Dr Jacob Bronowski (1973)

As he’s been making his reflections on 50 years since he launched his career, Parkinson has repeatedly confirmed the mathematician and historian Dr Jacob Bronowski as his favourite ever. He appeared in 1973 and 74 discussing his landmark series The Ascent of Man and spoke with gravitas, engagement and intellect on war and the horrors of visiting Auschwitz, where family members had been killed.

Helen Mirren ‘sexist’ interview (1975)

One of the great car crash chats of his career came when a young Helen Mirren appeared and he continually asked her about her sex appeal, sexy image and “attributes” and “equipment” affecting her credibility, while also telling her: “You are, in quotes, a serious actress,” enraging her.

Her response saw him squirming: “I’d like you to explain what you mean by my equipment?”

In 2016, Parkinson refused to apologise for the interview, despite Mirren's obvious discomfort.

He said: “I don’t want to. Nor does she. I don’t regard what happened there as being anything other than good television.”

He continued: “There is no need to apologise, not at all. She didn’t want to do an interview and after about 10 minutes, I didn’t want to interview her.
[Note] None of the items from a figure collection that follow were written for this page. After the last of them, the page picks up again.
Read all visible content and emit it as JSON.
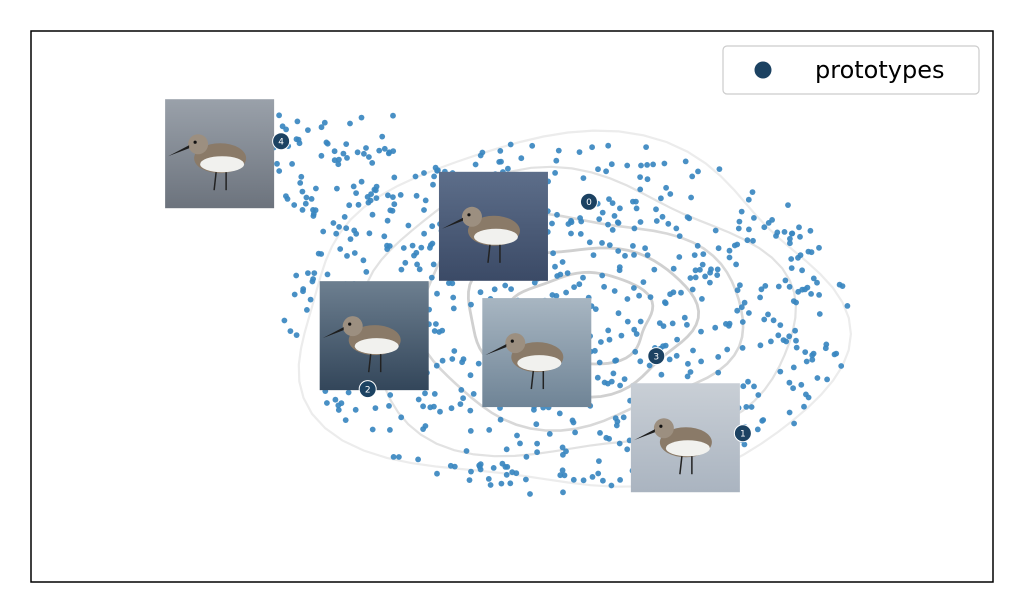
{
  "chart_data": {
    "type": "scatter",
    "title": "",
    "xlabel": "",
    "ylabel": "",
    "axes_visible": false,
    "grid": false,
    "legend": {
      "placement": "top-right",
      "entries": [
        "prototypes"
      ]
    },
    "colors": {
      "points": "#3a87c0",
      "prototype_marker": "#1c4262",
      "contour": "#d8d8d8",
      "frame": "#000000"
    },
    "series": [
      {
        "name": "prototypes",
        "kind": "prototype markers",
        "count": 5
      }
    ],
    "prototypes": [
      {
        "label": "0",
        "x": 0.58,
        "y": 0.69,
        "image": "dunlin-breeding-plumage-foraging-icon"
      },
      {
        "label": "1",
        "x": 0.74,
        "y": 0.27,
        "image": "small-sandpipers-on-beach-icon"
      },
      {
        "label": "2",
        "x": 0.35,
        "y": 0.35,
        "image": "dunlin-standing-in-water-icon"
      },
      {
        "label": "3",
        "x": 0.65,
        "y": 0.41,
        "image": "dunlin-winter-plumage-wading-icon"
      },
      {
        "label": "4",
        "x": 0.26,
        "y": 0.8,
        "image": "dunlin-held-in-hand-icon"
      }
    ],
    "embedding_points": {
      "count": 700,
      "distribution": "elliptical cloud with density contours"
    }
  }
}
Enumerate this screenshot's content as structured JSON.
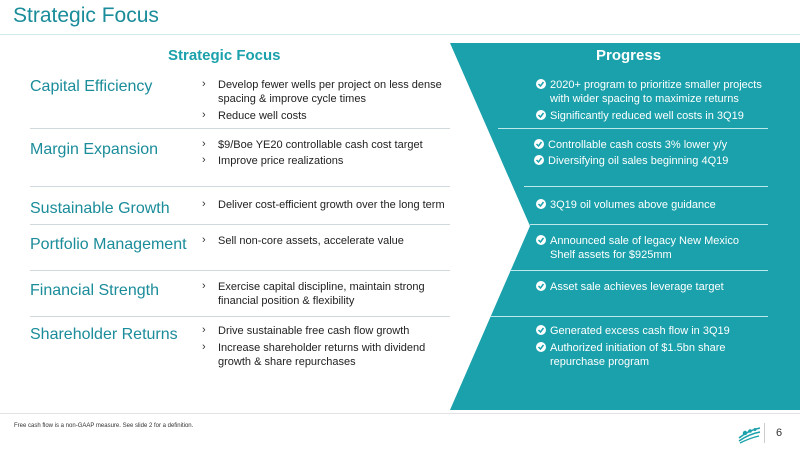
{
  "slide": {
    "title": "Strategic Focus",
    "header_left": "Strategic Focus",
    "header_right": "Progress",
    "rows": [
      {
        "label": "Capital Efficiency",
        "bullets": [
          "Develop fewer wells per project on less dense",
          "spacing & improve cycle times",
          "Reduce well costs"
        ],
        "progress": [
          "2020+ program to prioritize smaller projects",
          "with wider spacing to maximize returns",
          "Significantly reduced well costs in 3Q19"
        ]
      },
      {
        "label": "Margin Expansion",
        "bullets": [
          "$9/Boe YE20 controllable cash cost target",
          "Improve price realizations"
        ],
        "progress": [
          "Controllable cash costs 3% lower y/y",
          "Diversifying oil sales beginning 4Q19"
        ]
      },
      {
        "label": "Sustainable Growth",
        "bullets": [
          "Deliver cost-efficient growth over the long term"
        ],
        "progress": [
          "3Q19 oil volumes above guidance"
        ]
      },
      {
        "label": "Portfolio Management",
        "bullets": [
          "Sell non-core assets, accelerate value"
        ],
        "progress": [
          "Announced sale of legacy New Mexico",
          "Shelf assets for $925mm"
        ]
      },
      {
        "label": "Financial Strength",
        "bullets": [
          "Exercise capital discipline, maintain strong",
          "financial position & flexibility"
        ],
        "progress": [
          "Asset sale achieves leverage target"
        ]
      },
      {
        "label": "Shareholder Returns",
        "bullets": [
          "Drive sustainable free cash flow growth",
          "Increase shareholder returns with dividend",
          "growth & share repurchases"
        ],
        "progress": [
          "Generated excess cash flow in 3Q19",
          "Authorized initiation of $1.5bn share",
          "repurchase program"
        ]
      }
    ],
    "footnote": "Free cash flow is a non-GAAP measure. See slide 2 for a definition.",
    "page_number": "6"
  },
  "colors": {
    "teal": "#1aa1ab",
    "title_teal": "#1a8c9a",
    "white": "#ffffff"
  },
  "icons": [
    "check-circle-icon",
    "caret-right-icon",
    "company-logo-icon"
  ]
}
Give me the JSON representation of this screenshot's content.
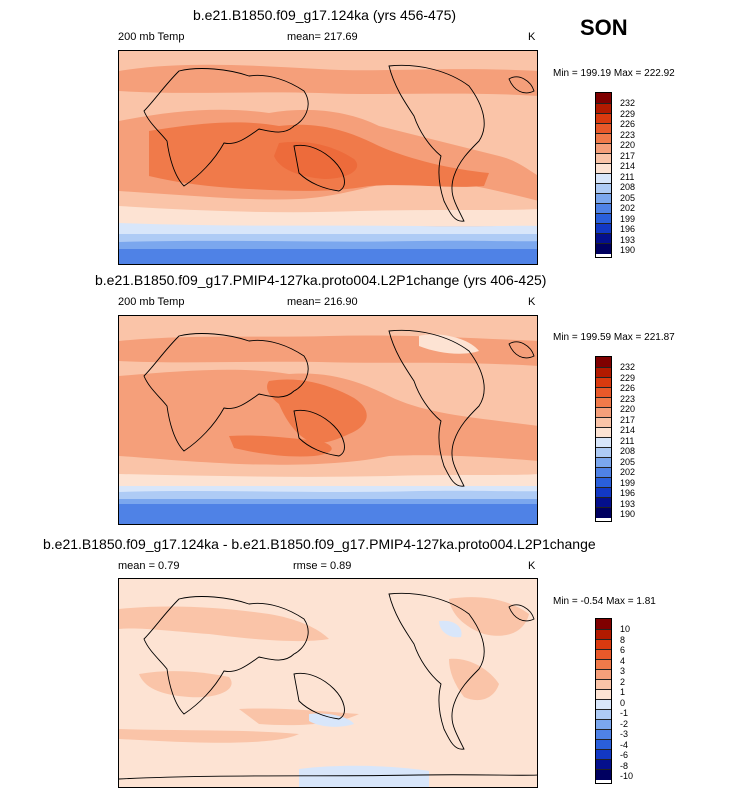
{
  "season": "SON",
  "units": "K",
  "panels": [
    {
      "title": "b.e21.B1850.f09_g17.124ka (yrs 456-475)",
      "left_label": "200 mb Temp",
      "center_label": "mean= 217.69",
      "right_label": "K",
      "minmax": "Min = 199.19 Max = 222.92",
      "levels": [
        "232",
        "229",
        "226",
        "223",
        "220",
        "217",
        "214",
        "211",
        "208",
        "205",
        "202",
        "199",
        "196",
        "193",
        "190"
      ]
    },
    {
      "title": "b.e21.B1850.f09_g17.PMIP4-127ka.proto004.L2P1change (yrs 406-425)",
      "left_label": "200 mb Temp",
      "center_label": "mean= 216.90",
      "right_label": "K",
      "minmax": "Min = 199.59 Max = 221.87",
      "levels": [
        "232",
        "229",
        "226",
        "223",
        "220",
        "217",
        "214",
        "211",
        "208",
        "205",
        "202",
        "199",
        "196",
        "193",
        "190"
      ]
    },
    {
      "title": "b.e21.B1850.f09_g17.124ka - b.e21.B1850.f09_g17.PMIP4-127ka.proto004.L2P1change",
      "left_label": "mean =   0.79",
      "center_label": "rmse =   0.89",
      "right_label": "K",
      "minmax": "Min =  -0.54 Max =   1.81",
      "levels": [
        "10",
        "8",
        "6",
        "4",
        "3",
        "2",
        "1",
        "0",
        "-1",
        "-2",
        "-3",
        "-4",
        "-6",
        "-8",
        "-10"
      ]
    }
  ],
  "colors": {
    "scale": [
      "#7f0000",
      "#b21a00",
      "#d93a0f",
      "#e8592a",
      "#f07a4a",
      "#f59f7a",
      "#fac4a8",
      "#fde3d3",
      "#d8e6fa",
      "#aecbf5",
      "#7ba7ee",
      "#4f82e6",
      "#2a5fdb",
      "#1238c4",
      "#040f8c",
      "#000060"
    ]
  },
  "chart_data": [
    {
      "type": "heatmap",
      "title": "b.e21.B1850.f09_g17.124ka (yrs 456-475)",
      "variable": "200 mb Temp",
      "units": "K",
      "mean": 217.69,
      "min": 199.19,
      "max": 222.92,
      "contour_levels": [
        190,
        193,
        196,
        199,
        202,
        205,
        208,
        211,
        214,
        217,
        220,
        223,
        226,
        229,
        232
      ]
    },
    {
      "type": "heatmap",
      "title": "b.e21.B1850.f09_g17.PMIP4-127ka.proto004.L2P1change (yrs 406-425)",
      "variable": "200 mb Temp",
      "units": "K",
      "mean": 216.9,
      "min": 199.59,
      "max": 221.87,
      "contour_levels": [
        190,
        193,
        196,
        199,
        202,
        205,
        208,
        211,
        214,
        217,
        220,
        223,
        226,
        229,
        232
      ]
    },
    {
      "type": "heatmap",
      "title": "b.e21.B1850.f09_g17.124ka - b.e21.B1850.f09_g17.PMIP4-127ka.proto004.L2P1change",
      "variable": "difference",
      "units": "K",
      "mean": 0.79,
      "rmse": 0.89,
      "min": -0.54,
      "max": 1.81,
      "contour_levels": [
        -10,
        -8,
        -6,
        -4,
        -3,
        -2,
        -1,
        0,
        1,
        2,
        3,
        4,
        6,
        8,
        10
      ]
    }
  ]
}
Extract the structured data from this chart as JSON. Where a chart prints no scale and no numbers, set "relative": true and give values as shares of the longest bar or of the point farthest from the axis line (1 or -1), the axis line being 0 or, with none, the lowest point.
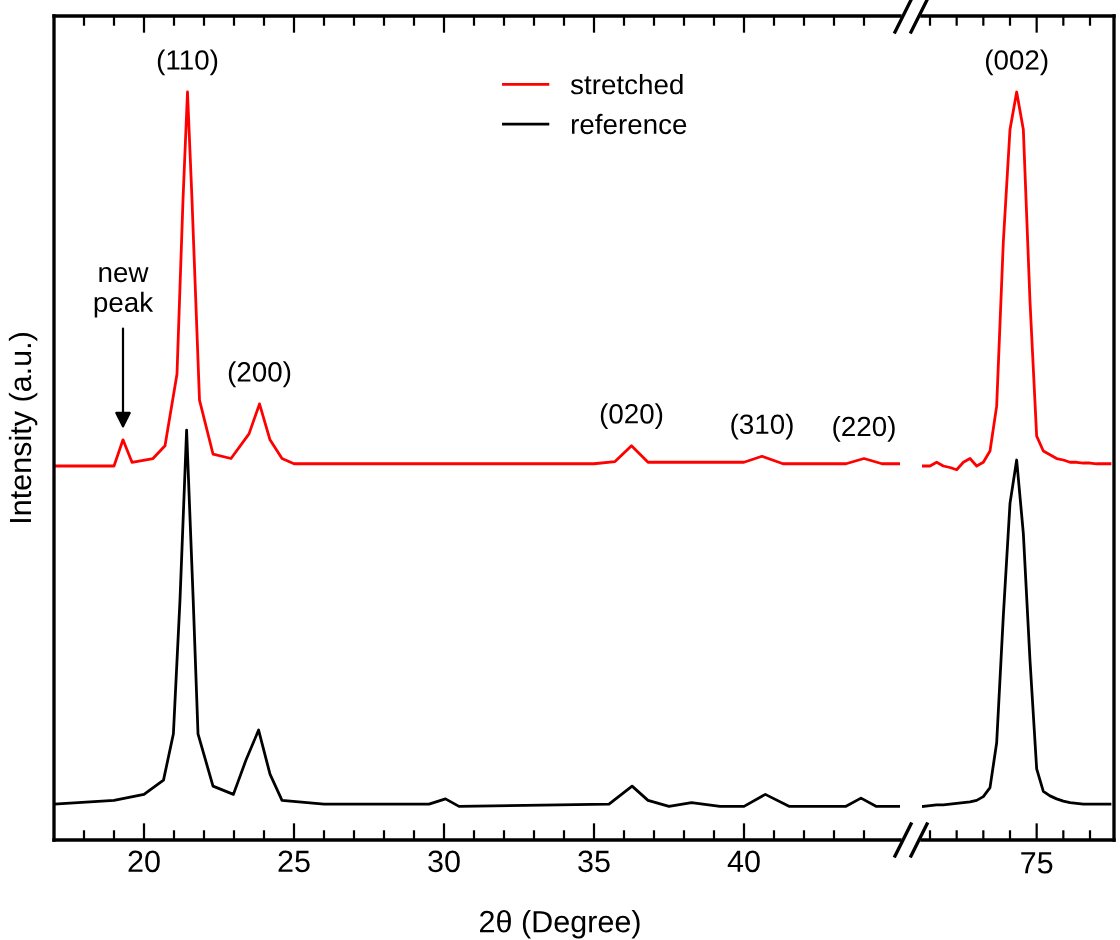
{
  "chart_data": [
    {
      "type": "line",
      "relative": true,
      "xlabel": "2θ (Degree)",
      "ylabel": "Intensity (a.u.)",
      "xlim": [
        17,
        45.2
      ],
      "xticks": [
        {
          "value": 18,
          "label": null
        },
        {
          "value": 19,
          "label": null
        },
        20,
        {
          "value": 21,
          "label": null
        },
        {
          "value": 22,
          "label": null
        },
        {
          "value": 23,
          "label": null
        },
        {
          "value": 24,
          "label": null
        },
        25,
        {
          "value": 26,
          "label": null
        },
        {
          "value": 27,
          "label": null
        },
        {
          "value": 28,
          "label": null
        },
        {
          "value": 29,
          "label": null
        },
        30,
        {
          "value": 31,
          "label": null
        },
        {
          "value": 32,
          "label": null
        },
        {
          "value": 33,
          "label": null
        },
        {
          "value": 34,
          "label": null
        },
        35,
        {
          "value": 36,
          "label": null
        },
        {
          "value": 37,
          "label": null
        },
        {
          "value": 38,
          "label": null
        },
        {
          "value": 39,
          "label": null
        },
        40,
        {
          "value": 41,
          "label": null
        },
        {
          "value": 42,
          "label": null
        },
        {
          "value": 43,
          "label": null
        },
        {
          "value": 44,
          "label": null
        }
      ],
      "tick_labels": "x",
      "grid": false,
      "legend": "top",
      "marker": "none",
      "line_style": "solid",
      "series": [
        {
          "name": "stretched",
          "color": "#ff0000",
          "x": [
            17,
            19.0,
            19.3,
            19.6,
            20.3,
            20.7,
            21.1,
            21.3,
            21.45,
            21.6,
            21.85,
            22.3,
            22.9,
            23.5,
            23.85,
            24.2,
            24.6,
            25,
            30,
            35,
            35.7,
            36.25,
            36.8,
            40.0,
            40.6,
            41.3,
            43.4,
            44.0,
            44.6,
            45.2
          ],
          "values": [
            0.5,
            0.5,
            0.535,
            0.505,
            0.51,
            0.527,
            0.623,
            0.856,
            1.0,
            0.856,
            0.588,
            0.516,
            0.51,
            0.543,
            0.583,
            0.535,
            0.51,
            0.503,
            0.503,
            0.503,
            0.506,
            0.527,
            0.505,
            0.505,
            0.513,
            0.503,
            0.503,
            0.51,
            0.503,
            0.503
          ]
        },
        {
          "name": "reference",
          "color": "#000000",
          "x": [
            17,
            19,
            20.0,
            20.65,
            20.98,
            21.2,
            21.42,
            21.64,
            21.8,
            22.3,
            22.98,
            23.4,
            23.82,
            24.2,
            24.6,
            26,
            29.5,
            30.05,
            30.5,
            35.5,
            36.27,
            36.8,
            37.5,
            38.25,
            39.2,
            40.0,
            40.71,
            41.5,
            43.4,
            43.9,
            44.4,
            45.2
          ],
          "values": [
            0.048,
            0.053,
            0.061,
            0.08,
            0.142,
            0.321,
            0.548,
            0.321,
            0.142,
            0.072,
            0.061,
            0.107,
            0.147,
            0.088,
            0.053,
            0.048,
            0.048,
            0.055,
            0.045,
            0.048,
            0.072,
            0.053,
            0.045,
            0.05,
            0.045,
            0.045,
            0.061,
            0.045,
            0.045,
            0.056,
            0.045,
            0.045
          ]
        }
      ],
      "annotations": [
        {
          "text": "(110)",
          "x": 21.45,
          "y": 1.0
        },
        {
          "text": "(200)",
          "x": 23.85,
          "y": 0.583
        },
        {
          "text": "(020)",
          "x": 36.25,
          "y": 0.527
        },
        {
          "text": "(310)",
          "x": 40.6,
          "y": 0.513
        },
        {
          "text": "(220)",
          "x": 44.0,
          "y": 0.51
        },
        {
          "text": "new\npeak",
          "x": 19.3,
          "y": 0.535
        }
      ]
    },
    {
      "type": "line",
      "relative": true,
      "categories": [
        null,
        null,
        null,
        null,
        null,
        null,
        null,
        null,
        null,
        null,
        null,
        null,
        null,
        null,
        null,
        null,
        null,
        null,
        null,
        null,
        null,
        null,
        null,
        null,
        null,
        null,
        null,
        null,
        null
      ],
      "tick_labels": false,
      "grid": false,
      "marker": "none",
      "line_style": "solid",
      "series": [
        {
          "color": "#ff0000",
          "values": [
            0.5,
            0.5,
            0.505,
            0.5,
            0.498,
            0.495,
            0.505,
            0.51,
            0.5,
            0.505,
            0.52,
            0.58,
            0.8,
            0.95,
            1.0,
            0.95,
            0.72,
            0.54,
            0.52,
            0.515,
            0.51,
            0.508,
            0.505,
            0.505,
            0.504,
            0.504,
            0.503,
            0.503,
            0.503
          ]
        },
        {
          "color": "#000000",
          "values": [
            0.045,
            0.046,
            0.047,
            0.047,
            0.048,
            0.049,
            0.05,
            0.051,
            0.053,
            0.058,
            0.07,
            0.13,
            0.3,
            0.45,
            0.508,
            0.41,
            0.24,
            0.095,
            0.065,
            0.059,
            0.055,
            0.052,
            0.05,
            0.049,
            0.048,
            0.048,
            0.048,
            0.048,
            0.048
          ]
        }
      ],
      "annotations": [
        "(002)",
        "75"
      ]
    }
  ]
}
There’s no problem, it’s not World War III for God’s sake.”

Political debate with Kenneth Williams (1973)

After Carry On star Kenneth Williams made a long rant against unions and union influence on one episode, a spirited debate ensued.

As a follow-up, Parkinson invited him back weeks later to join famed trade union leader Jimmy Reid for a proper heated political argument, making for engrossing TV.

Orson Welles's big chat (1970)

The Citizen Kane director and larger-than-life movie icon gave a rare interview with the British chat show host, and kicked off the chat by urging him to put away his questions, “We’ll talk,” he said instead.

They did, and an amazing insight into Hollywood and a film career ensued.

Parkinson at 50 will air at 8:30pm, Saturday 28 August, on BBC One.